Я облегченно перевел дыхание, вновь почувствовав под ногами почву, освободился от проволоки и лассо, наклонился над ним и приставил к его губам буты лгу с водою. Пока он пил, я заметил, что лицо его потемнело от запекшейся крови, которая вытекала из раны в голове, скрытой под слипшимися волосами.
Потом пришлось приступить к выполнению тяжелой задачи: на узком выступе скалы нужно было снарядить беднягу и поднять его вверх — меня до сих пор преследуют ужасные крики, которые он испускал в полубессознательном состоянии, когда тело его сотрясалось от неизбежных ударов о скалу…
И все же худшее, то что вконец нас измучило, было впереди: предстояло переправить его через горы. Мы перевязали и неподвижно укрепили ногу Нэда, рану на голове промыли водкой, затем взгромоздили его на мула, которого хозяин повел под уздцы. Сами мы шли по обеим сторонам, поддерживая раненого.
День был невыносимо душный, пот градом катился с нас. К полудню небо совершенно заволокло тучами, стало темно как ночью, холодные порывы ветра едва не сорвали нас со скалы и при свете молнии нам едва удалось спрятаться под каменным навесом.
Гром грохотал; казалось, что горы рушатся; внезапно озаряемые ярким светом молнии отдаленнейшие вершины на мгновение становились близкими, потом снова исчезали в черном мраке неба под шумным серым потоком проливного дождя.
К довершению всех наших бед оказалось, что углубление, в котором мы укрылись, уже раньше размывалось дождевыми потоками, и через какие-нибудь полчаса мы оказались по колено погруженными в красно-коричневый поток, который дико бурлил, устремляясь по своему старому руслу.

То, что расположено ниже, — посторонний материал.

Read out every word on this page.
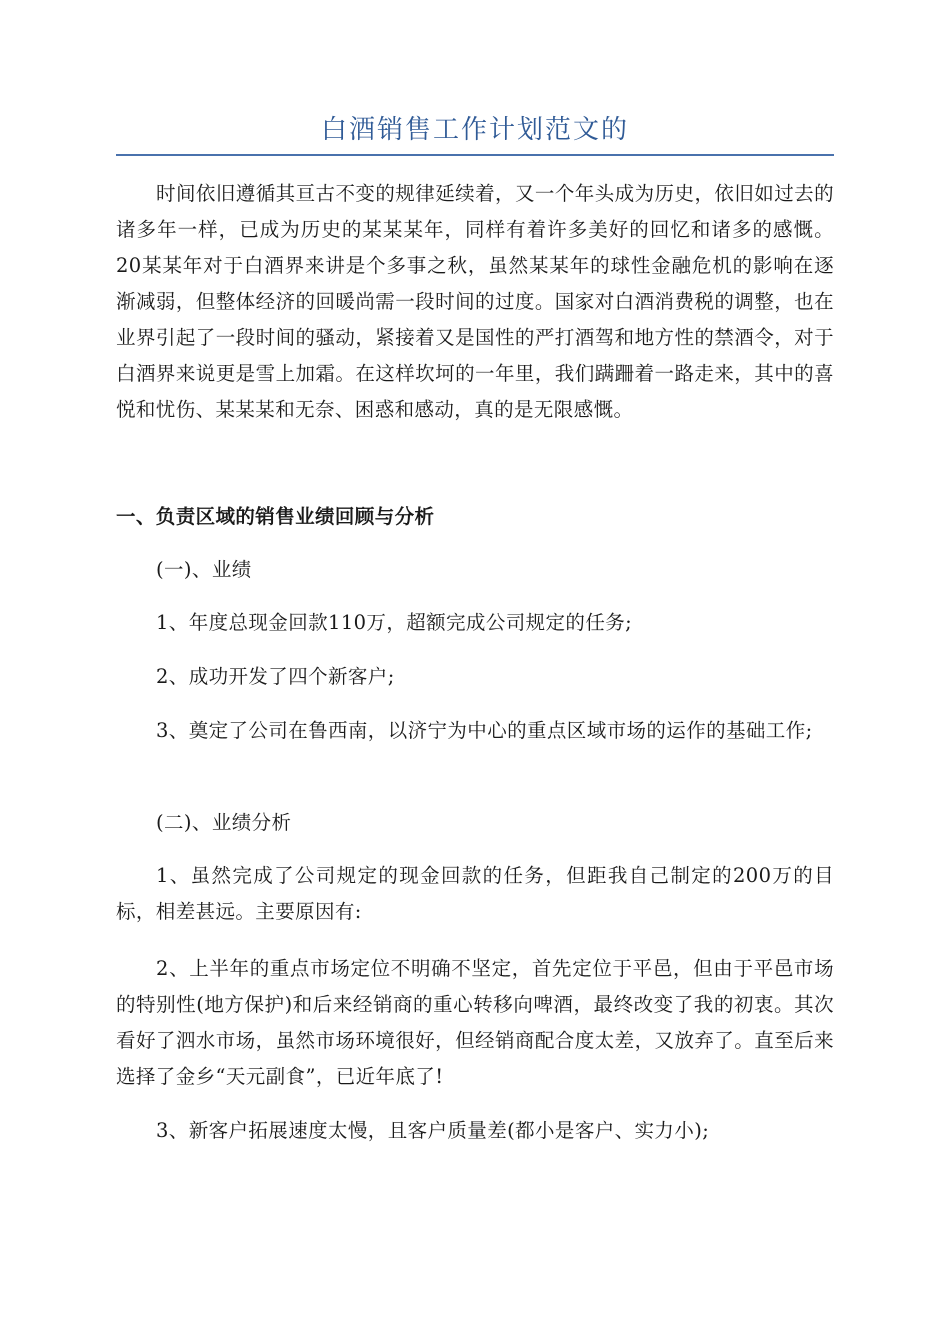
白酒销售工作计划范文的

时间依旧遵循其亘古不变的规律延续着，又一个年头成为历史，依旧如过去的诸多年一样，已成为历史的某某某年，同样有着许多美好的回忆和诸多的感慨。20某某年对于白酒界来讲是个多事之秋，虽然某某年的球性金融危机的影响在逐渐减弱，但整体经济的回暖尚需一段时间的过度。国家对白酒消费税的调整，也在业界引起了一段时间的骚动，紧接着又是国性的严打酒驾和地方性的禁酒令，对于白酒界来说更是雪上加霜。在这样坎坷的一年里，我们蹒跚着一路走来，其中的喜悦和忧伤、某某某和无奈、困惑和感动，真的是无限感慨。

一、负责区域的销售业绩回顾与分析

(一)、业绩

1、年度总现金回款110万，超额完成公司规定的任务;

2、成功开发了四个新客户;

3、奠定了公司在鲁西南，以济宁为中心的重点区域市场的运作的基础工作;

(二)、业绩分析

1、虽然完成了公司规定的现金回款的任务，但距我自己制定的200万的目标，相差甚远。主要原因有:

2、上半年的重点市场定位不明确不坚定，首先定位于平邑，但由于平邑市场的特别性(地方保护)和后来经销商的重心转移向啤酒，最终改变了我的初衷。其次看好了泗水市场，虽然市场环境很好，但经销商配合度太差，又放弃了。直至后来选择了金乡“天元副食”，已近年底了!

3、新客户拓展速度太慢，且客户质量差(都小是客户、实力小);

И в самый разгар грозы нам пришлось покинуть свое убежище. Иначе нас просто смыло бы водой.
Потом мы карабкались, спотыкались, брели и скользили по пропастям и ущельям, вверх и вниз по отвесам, озаряемые ярким светом и погружаясь в ночную тьму, под непрерывными потоками дождя. Так проходили часы за часами.
Выносливее всех был старый мул. При сильных раскатах грома он фыркал или двигал левым ухом, но спокойно и уверенно следовал за нами во всех наших диких блужданиях. Под конец мы скорее ползли, чем шли, совершенно изогнувшись от холода и усталости, бормоча проклятия, ежеминутно готовые свалиться. Каким образом все это вынес тяжелораненый старик — осталось для меня до сих пор неразрешенной загадкой.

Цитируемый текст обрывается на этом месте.